On Saturday 02 September 2006 19:23, Philip Rodrigues wrote:
[bugs.kde.org quoted mail]
Comment 4 Philip Rodrigues 2006-09-03 22:10:16 UTC
Thanks for the details Abdalla. I'll have to leave this to someone familiar with RTL text handling
Comment 5 Martin Fitzpatrick 2007-01-07 20:45:30 UTC
I can confirm (KDE 3.5.5 / Kubuntu 6.10) the weird behaviour.

Copying the text given ( <p style="direction:rtl;">إن هذا لمكر مكرتموه</p> ) by submitter and then attempting to delete any character from the rtl text results in different characters being deleted.  For example, if you delete the 2nd character from the left the 2nd from the right is removed instead.

Using cursor keys in Konqueror text box to move through text it jumps to the right hand side of the block of rtl text, with right-cursor moving left through the text until the end (left hand side) after which it jumps to the end and continues.  Difficult to decide if this is intended behaviour: in Kate the cursors move correctly through the text.
Comment 6 Diego Iastrubni 2007-04-28 00:49:17 UTC
Kate does not support BIDI in the KDE3 branch. In KDE4 I see an improove, but I would not speak about it yet.

We (the arabic speaking developer/user and the hebrew speaking developers/users) disagree about the usage of bidi in console. Lets ignore this as well.
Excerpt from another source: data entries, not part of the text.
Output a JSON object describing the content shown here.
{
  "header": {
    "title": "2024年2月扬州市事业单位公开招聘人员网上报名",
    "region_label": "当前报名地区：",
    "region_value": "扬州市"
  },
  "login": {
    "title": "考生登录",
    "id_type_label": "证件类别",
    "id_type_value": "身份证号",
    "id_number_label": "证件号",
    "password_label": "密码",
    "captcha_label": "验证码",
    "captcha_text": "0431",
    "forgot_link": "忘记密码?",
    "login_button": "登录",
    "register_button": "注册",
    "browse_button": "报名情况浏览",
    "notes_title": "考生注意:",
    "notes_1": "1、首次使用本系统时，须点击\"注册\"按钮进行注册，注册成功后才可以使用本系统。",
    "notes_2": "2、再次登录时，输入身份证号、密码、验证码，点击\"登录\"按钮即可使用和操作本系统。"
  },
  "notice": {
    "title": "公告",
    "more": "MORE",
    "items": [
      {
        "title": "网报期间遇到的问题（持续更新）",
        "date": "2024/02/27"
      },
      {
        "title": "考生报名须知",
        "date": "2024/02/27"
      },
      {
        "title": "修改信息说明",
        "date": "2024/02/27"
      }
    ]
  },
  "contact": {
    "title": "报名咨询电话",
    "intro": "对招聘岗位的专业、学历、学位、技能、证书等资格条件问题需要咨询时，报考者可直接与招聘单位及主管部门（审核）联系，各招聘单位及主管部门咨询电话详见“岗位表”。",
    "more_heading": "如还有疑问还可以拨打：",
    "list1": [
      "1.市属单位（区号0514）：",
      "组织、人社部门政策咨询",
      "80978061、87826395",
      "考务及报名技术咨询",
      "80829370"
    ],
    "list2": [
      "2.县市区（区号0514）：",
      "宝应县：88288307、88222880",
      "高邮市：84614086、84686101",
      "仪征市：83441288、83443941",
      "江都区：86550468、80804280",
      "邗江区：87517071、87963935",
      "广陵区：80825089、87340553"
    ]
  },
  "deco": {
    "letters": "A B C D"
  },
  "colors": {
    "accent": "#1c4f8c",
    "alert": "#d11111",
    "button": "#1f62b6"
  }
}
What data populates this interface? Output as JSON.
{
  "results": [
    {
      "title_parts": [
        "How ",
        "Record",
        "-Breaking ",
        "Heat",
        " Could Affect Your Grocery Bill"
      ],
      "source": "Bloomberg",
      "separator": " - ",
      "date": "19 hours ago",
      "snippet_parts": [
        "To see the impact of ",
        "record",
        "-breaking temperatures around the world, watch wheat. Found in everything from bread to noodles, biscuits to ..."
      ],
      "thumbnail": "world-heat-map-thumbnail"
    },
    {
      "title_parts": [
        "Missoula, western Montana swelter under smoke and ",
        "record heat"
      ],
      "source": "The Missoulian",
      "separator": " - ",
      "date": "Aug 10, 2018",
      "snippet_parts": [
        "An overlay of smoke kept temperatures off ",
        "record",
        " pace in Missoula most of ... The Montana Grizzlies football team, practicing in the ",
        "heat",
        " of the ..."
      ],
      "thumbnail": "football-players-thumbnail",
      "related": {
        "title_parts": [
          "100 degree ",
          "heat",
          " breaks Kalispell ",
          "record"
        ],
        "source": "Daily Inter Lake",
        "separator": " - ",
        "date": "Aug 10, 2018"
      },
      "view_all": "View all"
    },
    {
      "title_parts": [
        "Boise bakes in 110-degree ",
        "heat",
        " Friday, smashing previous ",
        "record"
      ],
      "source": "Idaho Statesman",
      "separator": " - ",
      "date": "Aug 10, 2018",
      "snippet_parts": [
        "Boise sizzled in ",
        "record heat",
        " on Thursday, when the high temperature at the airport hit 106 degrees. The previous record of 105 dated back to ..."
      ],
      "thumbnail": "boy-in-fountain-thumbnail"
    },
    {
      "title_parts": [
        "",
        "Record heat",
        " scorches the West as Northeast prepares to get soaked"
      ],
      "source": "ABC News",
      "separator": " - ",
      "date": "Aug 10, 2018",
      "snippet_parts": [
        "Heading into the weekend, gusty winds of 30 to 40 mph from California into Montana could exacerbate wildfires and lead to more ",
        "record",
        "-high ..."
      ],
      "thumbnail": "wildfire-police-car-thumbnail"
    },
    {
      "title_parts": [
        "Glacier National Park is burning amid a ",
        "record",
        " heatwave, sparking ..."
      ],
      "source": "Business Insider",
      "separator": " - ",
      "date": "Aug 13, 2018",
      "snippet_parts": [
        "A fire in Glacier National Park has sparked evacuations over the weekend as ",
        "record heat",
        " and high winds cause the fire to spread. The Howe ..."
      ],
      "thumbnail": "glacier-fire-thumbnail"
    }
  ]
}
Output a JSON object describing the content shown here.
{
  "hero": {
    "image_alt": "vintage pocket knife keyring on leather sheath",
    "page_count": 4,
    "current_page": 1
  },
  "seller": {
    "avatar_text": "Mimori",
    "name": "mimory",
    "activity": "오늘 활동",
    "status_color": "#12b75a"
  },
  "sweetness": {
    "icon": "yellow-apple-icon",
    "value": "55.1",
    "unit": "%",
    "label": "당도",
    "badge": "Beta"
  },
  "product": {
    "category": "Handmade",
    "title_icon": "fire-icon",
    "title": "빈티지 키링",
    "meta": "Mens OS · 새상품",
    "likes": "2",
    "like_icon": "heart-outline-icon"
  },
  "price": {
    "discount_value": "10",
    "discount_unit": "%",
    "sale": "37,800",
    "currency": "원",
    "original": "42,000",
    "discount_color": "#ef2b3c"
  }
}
I am probably missing something, but this does look ok on my system (kde 3.5.5 from Kubuntu 6.10). 

Abdalla, I am attaching a screen shot of my system. If this does look ok for you (my arabic really stinks, sorry...) we can close this bug.
Comment 7 Diego Iastrubni 2007-04-28 00:50:21 UTC
Created attachment 20433 [details]
the rendering of the text on kubuntu 6.10
Comment 8 Yaron Shahrabani 2020-11-08 06:11:40 UTC
Falkon handles RTL pretty well in KDE 5.20.2, works for me.